胡和平在致辞中谈到,故宫是中华民族文化瑰宝,是中国古代宫殿建筑集大成者,是国内收藏文物数量最多、等级最高的博物馆,是世界著名遗产地、旅游目的地。本次展览集中展示紫禁城600年建筑、艺术、文化成就和故宫博物院近年工作成果,既让人们有机会从遗产地和博物馆双重视角认识紫禁城文化价值,又能满足常态化疫情防控背景下人们的文化需求、旅游意愿。故宫博物院要坚持以习近平新时代中国特色社会主义思想为指导,立足自身定位,继往开来,不断增强为人类传承文明的责任感使命感,在保护传承中华优秀传统文化上下更大功夫,把老祖宗留下来的紫禁城、珍贵文物保存好保护好,把建筑、文物蕴涵的精神文化价值研究好阐释好,讲好中国故事,为坚定文化自信、增强国家文化软实力作出新的更大贡献。

 

  王旭东表示,2020年既是紫禁城建成600年,又是故宫博物院成立95周年。故宫为此筹办了40多项系列纪念活动,“丹宸永固——紫禁城建成六百年”展正是其中最重要的展览。感谢各方社会力量对故宫遗产保护事业的关心和支持,故宫将继续脚踏实地,强化博物馆管理和文化遗产保护研究,守正创新,传承好中华优秀传统文化。

  紫禁城始建于明朝永乐四年(1406年),永乐十八年(1420年)建成。紫禁城建筑继承唐宋规制,与城市功能、山水形势有机结合,是中国古代城市建设和宫殿营造思想的集中体现。在六百年的传承中,将“天人之际”“礼乐复合”的中国文化思想一以贯之地发扬光大,既体现出强烈的民族融合,亦有西学东渐的文化特质,是“有容乃大”文化胸怀的实物例证,是中华民族当之无愧的“大成之城”。

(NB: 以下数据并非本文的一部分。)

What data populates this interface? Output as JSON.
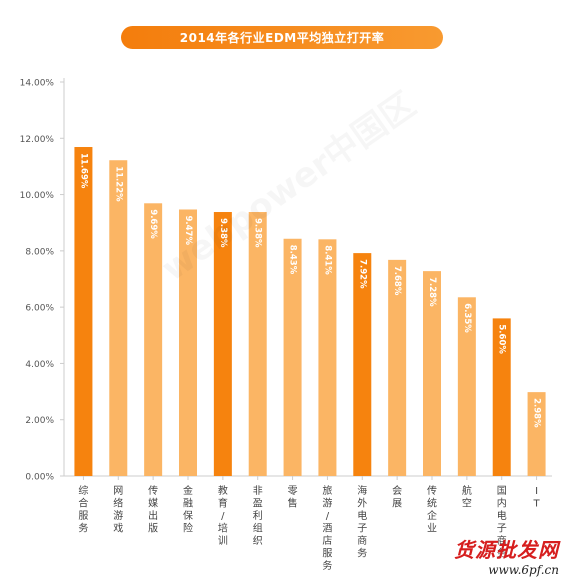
{
  "chart_data": {
    "type": "bar",
    "title": "2014年各行业EDM平均独立打开率",
    "categories": [
      "综合服务",
      "网络游戏",
      "传媒出版",
      "金融保险",
      "教育/培训",
      "非盈利组织",
      "零售",
      "旅游/酒店服务",
      "海外电子商务",
      "会展",
      "传统企业",
      "航空",
      "国内电子商务",
      "IT"
    ],
    "values": [
      11.69,
      11.22,
      9.69,
      9.47,
      9.38,
      9.38,
      8.43,
      8.41,
      7.92,
      7.68,
      7.28,
      6.35,
      5.6,
      2.98
    ],
    "value_labels": [
      "11.69%",
      "11.22%",
      "9.69%",
      "9.47%",
      "9.38%",
      "9.38%",
      "8.43%",
      "8.41%",
      "7.92%",
      "7.68%",
      "7.28%",
      "6.35%",
      "5.60%",
      "2.98%"
    ],
    "highlight": [
      true,
      false,
      false,
      false,
      true,
      false,
      false,
      false,
      true,
      false,
      false,
      false,
      true,
      false
    ],
    "ylim": [
      0,
      14
    ],
    "yticks": [
      "0.00%",
      "2.00%",
      "4.00%",
      "6.00%",
      "8.00%",
      "10.00%",
      "12.00%",
      "14.00%"
    ],
    "xlabel": "",
    "ylabel": "",
    "colors": {
      "dark": "#f6830e",
      "light": "#fbb564",
      "axis": "#cccccc",
      "tick_text": "#555555",
      "grid": "none"
    },
    "grid": false,
    "legend": "none"
  },
  "watermark": "webpower中国区",
  "brand": {
    "text": "货源批发网",
    "url": "www.6pf.cn"
  }
}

  宫殿建筑是中国古代建筑史中最辉煌的篇章,历来是中国古代营造的重点所在。紫禁城更是宫殿建筑发展的集大成者,不仅代表了当时建筑技术与艺术的最高水准,其巍峨壮丽的建筑群亦成为国家政权神圣庄严的象征。

  2020年适逢紫禁城建成六百年,故宫博物院推出此次大展,由三大主题、18个历史节点介绍紫禁城的规划、布局、建筑、宫廷生活,以及建筑营缮与保护的概况,方便观众理解贯穿于紫禁城“时”“空”的历史文化,感受宫殿建筑技术与艺术完美结合的最高境界,感悟中华优秀传统文化的无穷魅力。

  此次展览使用了午门区域的西雁翅楼、正楼及东雁翅楼三个展厅。参观由午门西马道进入,东马道离开,展线全长256米,展出文物及史料照片共计450余件。展览紧扣“时间”这一主题,以四季变化的景象为背景,使观众在参观展览的过程中感受到故宫不同季节不同景象变化的美感。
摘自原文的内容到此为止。